Praising law enforcement officers and touting a steep decline in violent crime rates, Obama promised the room to provide adequate resources for policing, and told officers his renewed push for gun control and prison and sentencing changes are, at the end of the day, built to make officers' jobs easier and lives safer.

“You know exactly why someone all too often should want to own a gun. It’s a powerful instrument. It helps you do a dangerous job,” Obama said to applause. “It’s something that has to be used with care. Many of you, like millions of law abiding Americans are sportsmen or hunters, but you also know the fact is that it’s too easy for criminals to buy guns and that make your already dangerous job far more dangerous than it should be… cops should not be out-armed by the criminals they’re pursuing.”

The IACP, which has historically backed assault weapons bans and tightening gun purchasing loopholes, could prove to be a valuable partner for Obama on guns.

The president additionally pushed chiefs to back his new push for changes to the criminal justice system, which comes on the heels of the White House’s recently announced plan to help reduce the swollen populations of overcrowded prisons.

“Too often law enforcement gets scapegoated for the broader failures of society and our criminal justice system,” he said — to hesitant claps. “It is possible for us to come up with strategies to effectively reduce the damage of the drug trade without relying solely on incarceration.”

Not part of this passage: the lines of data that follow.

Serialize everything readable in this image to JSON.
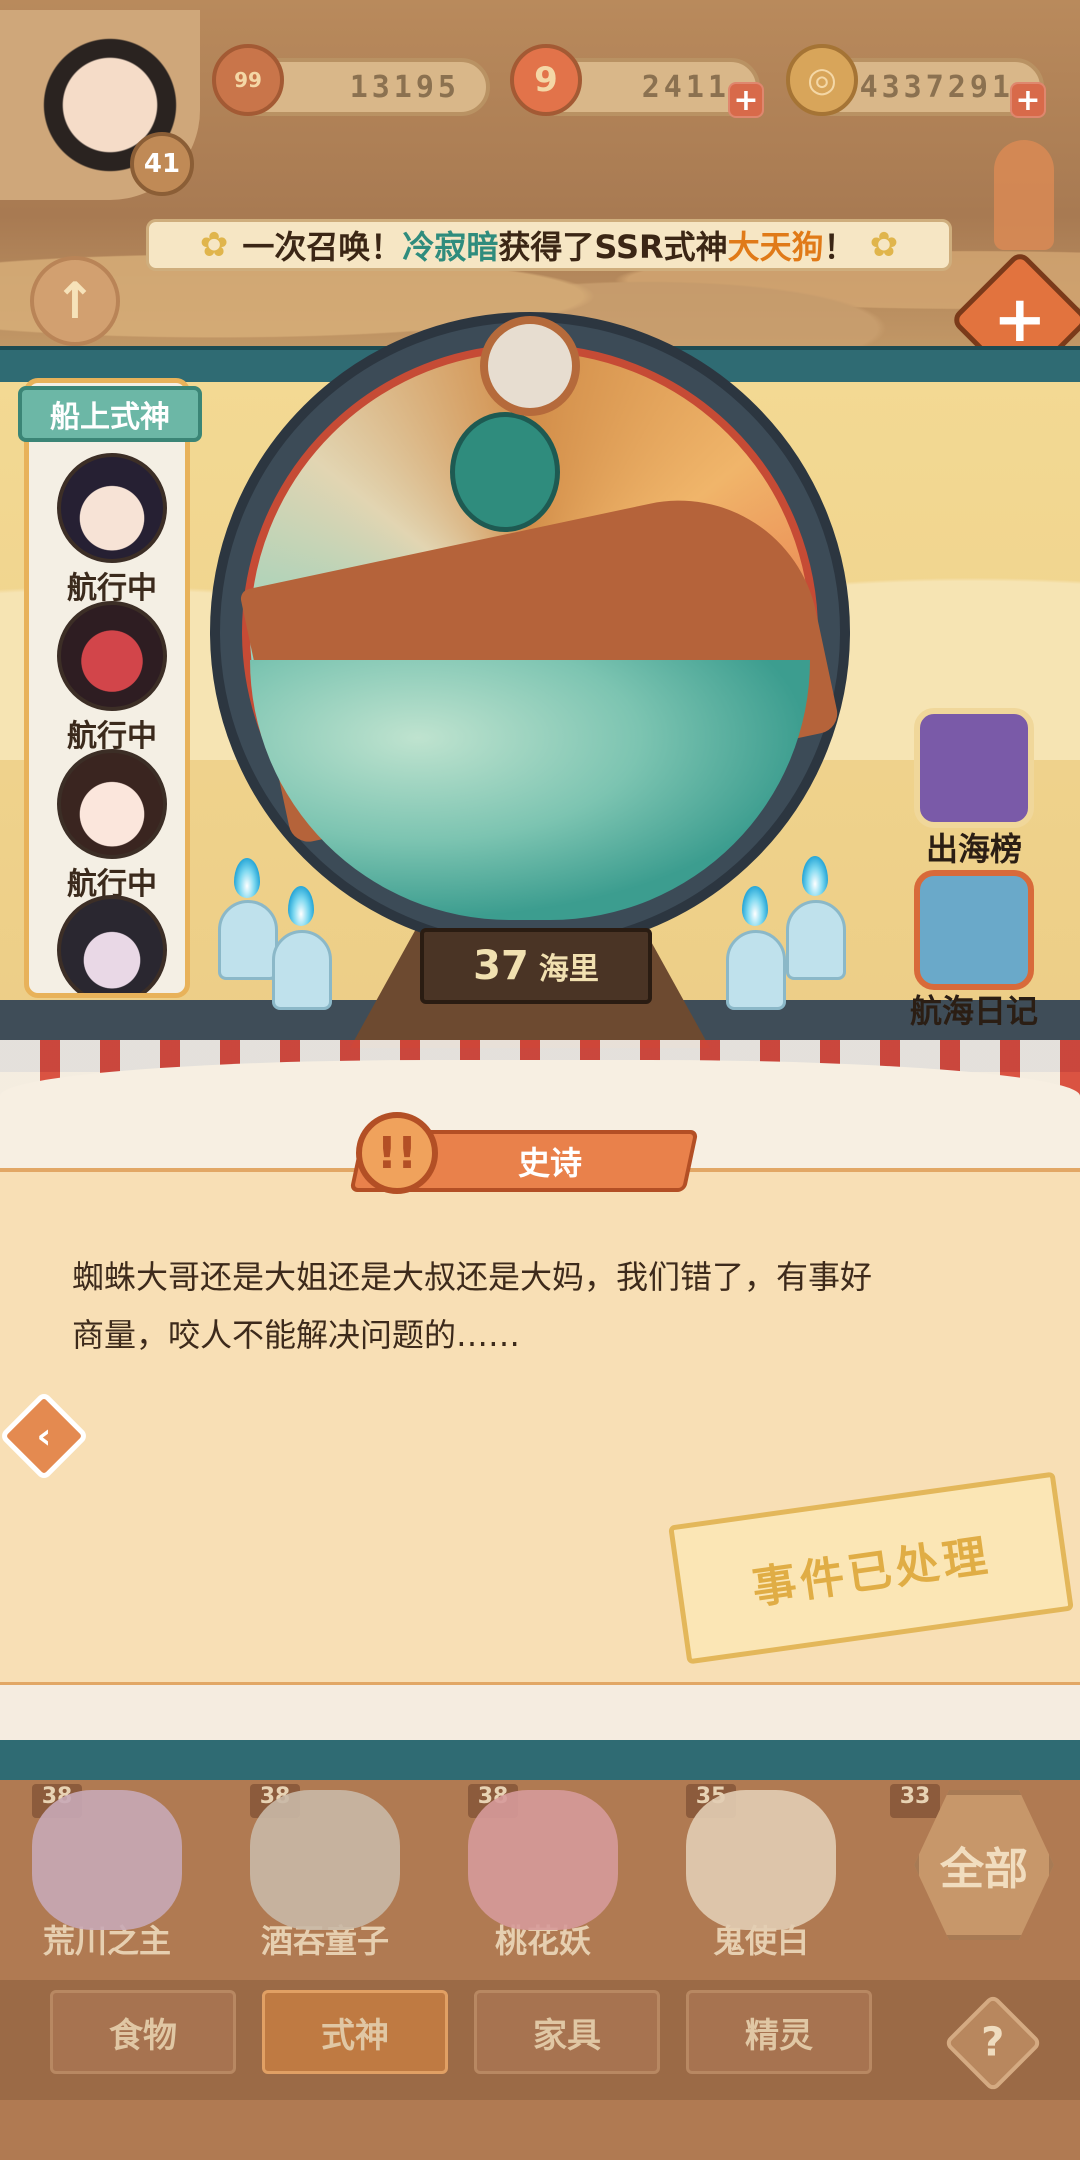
{
  "header": {
    "player_level": "41",
    "resources": [
      {
        "icon": "orb-icon",
        "badge": "99",
        "value": "13195"
      },
      {
        "icon": "magatama-icon",
        "badge": "",
        "value": "2411"
      },
      {
        "icon": "coin-icon",
        "badge": "",
        "value": "4337291"
      }
    ],
    "announcement": {
      "prefix": "一次召唤！",
      "player": "冷寂暗",
      "middle": "获得了SSR式神",
      "shikigami": "大天狗",
      "suffix": "！"
    }
  },
  "voyage": {
    "distance_value": "37",
    "distance_unit": "海里"
  },
  "sidebar": {
    "title": "船上式神",
    "crew": [
      {
        "status": "航行中"
      },
      {
        "status": "航行中"
      },
      {
        "status": "航行中"
      }
    ]
  },
  "right_buttons": [
    {
      "label": "出海榜",
      "icon": "ranking-scroll-icon"
    },
    {
      "label": "航海日记",
      "icon": "journal-book-icon"
    }
  ],
  "event": {
    "rarity_label": "史诗",
    "story_line1": "蜘蛛大哥还是大姐还是大叔还是大妈，我们错了，有事好",
    "story_line2": "商量，咬人不能解决问题的……",
    "stamp": "事件已处理"
  },
  "shikigami_list": [
    {
      "level": "38",
      "name": "荒川之主"
    },
    {
      "level": "38",
      "name": "酒吞童子"
    },
    {
      "level": "38",
      "name": "桃花妖"
    },
    {
      "level": "35",
      "name": "鬼使白"
    },
    {
      "level": "33",
      "name": ""
    }
  ],
  "filter_all": "全部",
  "tabs": [
    {
      "label": "食物",
      "active": false
    },
    {
      "label": "式神",
      "active": true
    },
    {
      "label": "家具",
      "active": false
    },
    {
      "label": "精灵",
      "active": false
    }
  ],
  "colors": {
    "accent_teal": "#2f6b73",
    "epic_orange": "#e9814b",
    "highlight_green": "#2f8c7d",
    "highlight_orange": "#e07a18"
  }
}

Invoking his own experience as a black man in Chicago, his hometown, the president also took the opportunity to address the fragile state of policing in minority communities, where a spate of police-involved shootings and excessive use of force — including a video released justMonday of a South Carolina officer body-slamming a female high school student — has exacerbated racial tensions.

There were times he was pulled over and cited even when he knew he did nothing wrong, Obama said, and that experience is a reality in the black community. He went on to list several police-involved shootings that have dominated headlines over the past year.